Revd Tom Lusty reflects on the experience of the ‘Unfurling’ poetry event at LCI on 21st April
This year, as a family, we have once again become addicts of Britain’s Got Talent. A lot of the offerings have moved us. A case in point was two ballet dancers, now retired, performing a short dance which represented their love for one another. One of the judges David Walliams said at the end, “I felt it was so personal, I wondered, should we really be watching this?”
That is what I feel about performance poetry. Poets can distil human experience and express it so succinctly that, on delivery of the poem, it can feel like being wounded with the reality of things that are true to human experience. I remember that sense when watching (and subsequently reading) John Hegley’s poems about emotional abuse from his collection Can I come down now Dad? It packs a punch.
I have, since before Easter, been reflecting on From the Ashes, one of Ian’s poems, a copy of which was gifted to each young person at Abbey Grange C of E Academy from the Leeds Church Institute, as well as being sent out to LCI members. It is a poem that works on lots of levels. To me it captures the moment in the grief journey when someone makes a massive step away from loss and towards transcendence. So, I already knew I liked this poet and wanted to hear more at the event at LCI. When Ian read this poem, he did indeed bring it to life.

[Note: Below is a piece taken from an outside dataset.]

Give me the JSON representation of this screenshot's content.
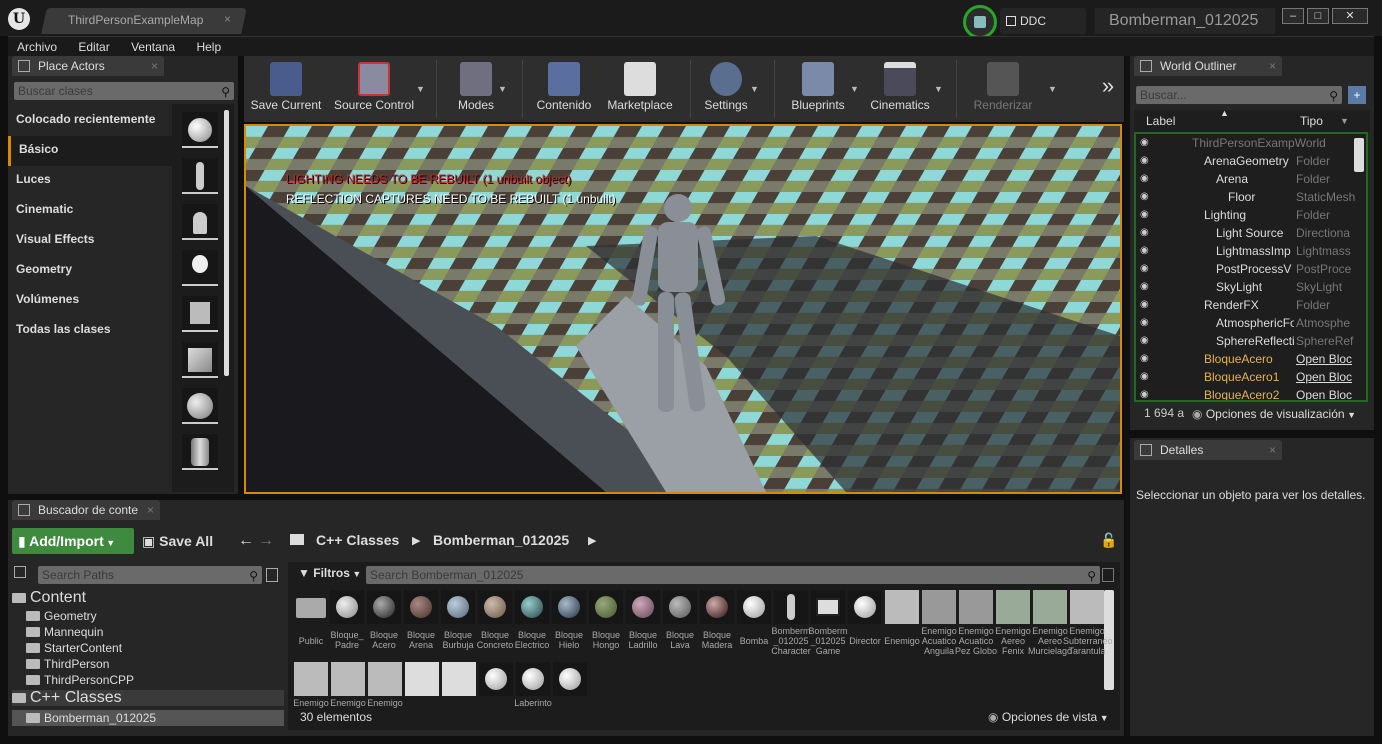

When performing his poetry, Ian comes across as both shy and confident at the same time. That confidence increased as he got to know us and as we started to engage with his material. He has a way of expressing a poem that is understated, but is perhaps more effective for being so, you have to concentrate. We were quite a small gathering, and that enabled him to make eye contact with each person present. What he offered was something precious.
Ian’s principle theme was changing the world for the better. He also spoke, amongst other things, of romantic love, of finding the one important thing in life (whatever that was for each of us) and of doing it, and of the struggle to pray. The poem Prayer Flag was my favourite: a prayer shredded down to single thread that is our condensed hope, our hope that it has the power to move mountains.
I have long been interested in the connection between prayer and theology. When we pray our prayers should be theologically informed, that is to say, they must be true to what we fundamentally believe and trust about the reality of God. When we get the connection right, prayer can be like good poetry, being both truthful and honest. We achieve such poetry in our lives only after struggling with God to make that connection. An understanding of Christian discipleship which speaks to me is that ‘making disciples’ is about authentic living, and that includes when our prayers are in tune with the God we truly believe in. Having such integrity has, I believe, a converting power. Some of that power was present when Ian performed his poems.